California has 3,754 wineries and they provide good wines for customers, jobs for employees, profits for owners, and fun places to visit. Imagine if Prohibition had never ended or if regulations were such that a mere five wineries produced all the wine for the entire country. Who would have known what we would have been missing?

Who would have know that there would have been a winery, Solune, that I could walk to from my house, talk directly to the interesting wine maker, taste his delicious and varied wines, and purchase a few bottles for a reasonable price? Few people have such an imagination of what could be and those who do are often discounted by others.

I think this is further evidence of the awesomeness of the free market. When it is hindered, we don’t know what we’re missing. When it’s present, we get to use amazing things we never dreamed of.

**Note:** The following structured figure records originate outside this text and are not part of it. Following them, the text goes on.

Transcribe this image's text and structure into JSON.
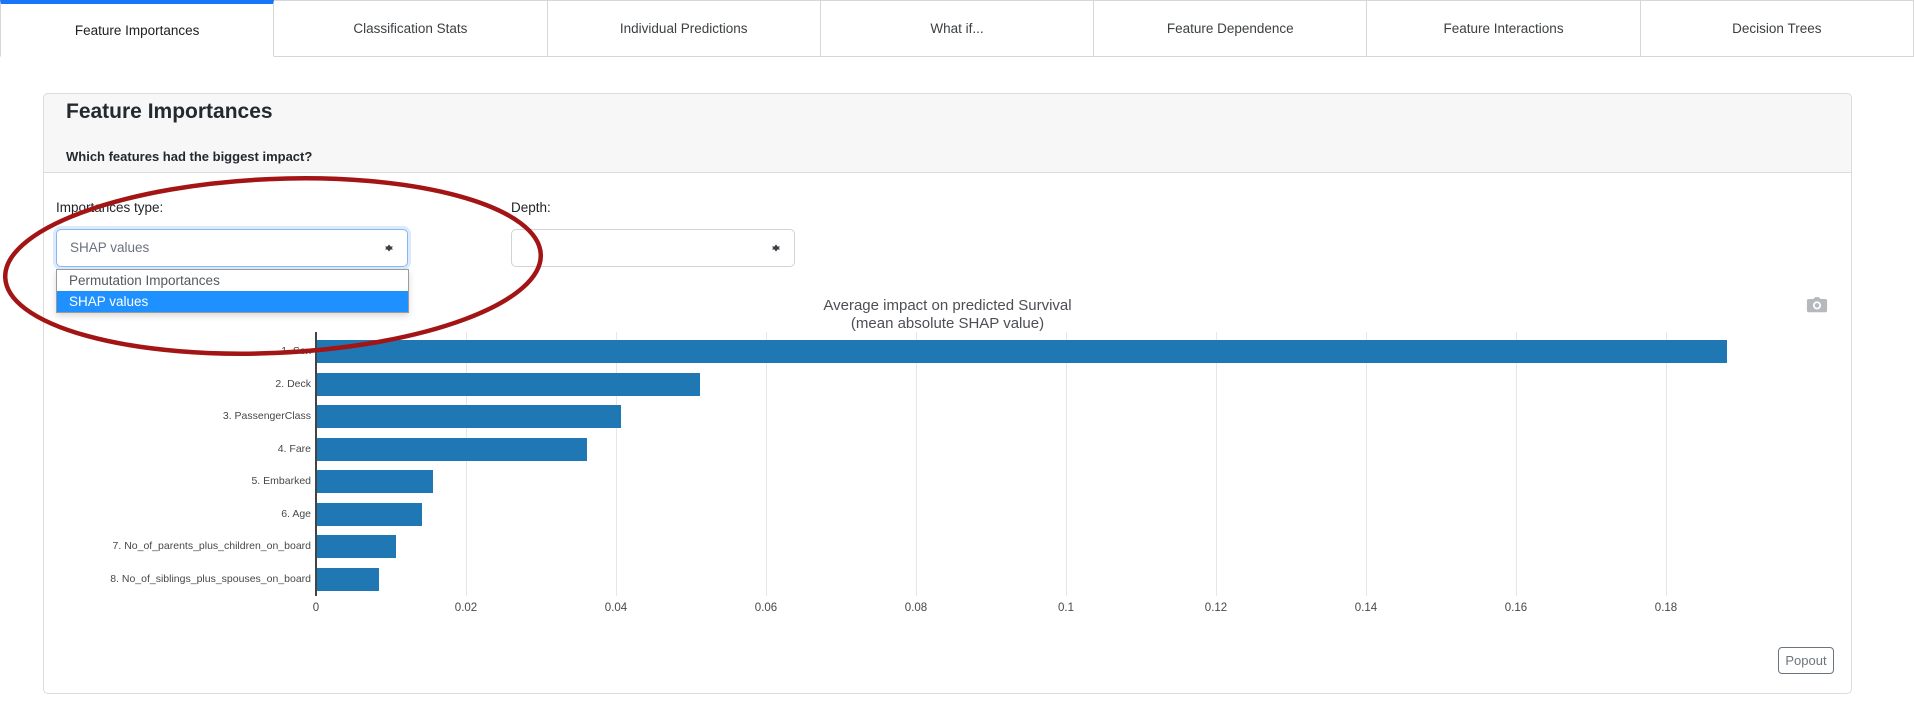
{
  "colors": {
    "active_tab_indicator": "#1975fa",
    "dropdown_highlight": "#1e90ff",
    "annotation_red": "#a31515",
    "bar_blue": "#1f77b4"
  },
  "tabs": [
    {
      "label": "Feature Importances",
      "active": true
    },
    {
      "label": "Classification Stats",
      "active": false
    },
    {
      "label": "Individual Predictions",
      "active": false
    },
    {
      "label": "What if...",
      "active": false
    },
    {
      "label": "Feature Dependence",
      "active": false
    },
    {
      "label": "Feature Interactions",
      "active": false
    },
    {
      "label": "Decision Trees",
      "active": false
    }
  ],
  "card": {
    "title": "Feature Importances",
    "subtitle": "Which features had the biggest impact?"
  },
  "controls": {
    "importances_type": {
      "label": "Importances type:",
      "value": "SHAP values",
      "options": [
        "Permutation Importances",
        "SHAP values"
      ],
      "highlighted_option": "SHAP values"
    },
    "depth": {
      "label": "Depth:",
      "value": ""
    }
  },
  "chart_data": {
    "type": "bar",
    "orientation": "horizontal",
    "title": "Average impact on predicted Survival",
    "subtitle": "(mean absolute SHAP value)",
    "categories": [
      "1. Sex",
      "2. Deck",
      "3. PassengerClass",
      "4. Fare",
      "5. Embarked",
      "6. Age",
      "7. No_of_parents_plus_children_on_board",
      "8. No_of_siblings_plus_spouses_on_board"
    ],
    "values": [
      0.188,
      0.051,
      0.0405,
      0.036,
      0.0155,
      0.014,
      0.0105,
      0.0083
    ],
    "xlim": [
      0,
      0.189
    ],
    "xticks": [
      0,
      0.02,
      0.04,
      0.06,
      0.08,
      0.1,
      0.12,
      0.14,
      0.16,
      0.18
    ],
    "xtick_labels": [
      "0",
      "0.02",
      "0.04",
      "0.06",
      "0.08",
      "0.1",
      "0.12",
      "0.14",
      "0.16",
      "0.18"
    ],
    "grid": true,
    "bar_color": "#1f77b4",
    "legend": "none"
  },
  "icons": {
    "camera": "camera-icon",
    "select_arrow": "up-down-arrows-icon"
  },
  "popout_label": "Popout"
}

Indeed so.  The invisible – what Bastiat called “the unseen” [3] – includes more than the outputs forgone by using resources in some ways (say, to repair broken windows) rather than in other ways.  The unseen includes also, and more importantly, the greater and better and completely different goods and services, the newer and safer and less-resource-intensive ways of production, and the more full prospects for human flourishing and the heightened hopes and the improved and expanded life-style options that human creativity – unleashed by free markets and governed by open competition and private property rights – makes possible.

Each of us can imagine marginal economic improvements given our knowledge of the existing economy – improvements imaginable today such as faster Internet speed, more options for pizza toppings, continued falling prices for clothing, homes with ceilings more vaulted and dishwashers more quiet, and even driverless cars and pills that cure cancer.  Yet none of us, not even the most wise and visionary entrepreneurs, can imagine the full panoply of goods and services and life’s options that will be created through the different ideas of countless entrepreneurs competing in free markets, with each consumer having the right to choose how to spend his or her money.  The world of 2014 was totally unimaginable to the likes of Josiah Wedgwood, J.D. Rockefeller, Alfred Sloan, and David Sarnoff.  If markets remain reasonably free, the world of 2114 – even of 2034 – is totally unimaginable to anyone of us today.  And whatever is not created because of government interventions is and will forever be unknown and unquantifiable in any detail.  But regardless of what those things are, they will nevertheless be losses for humanity.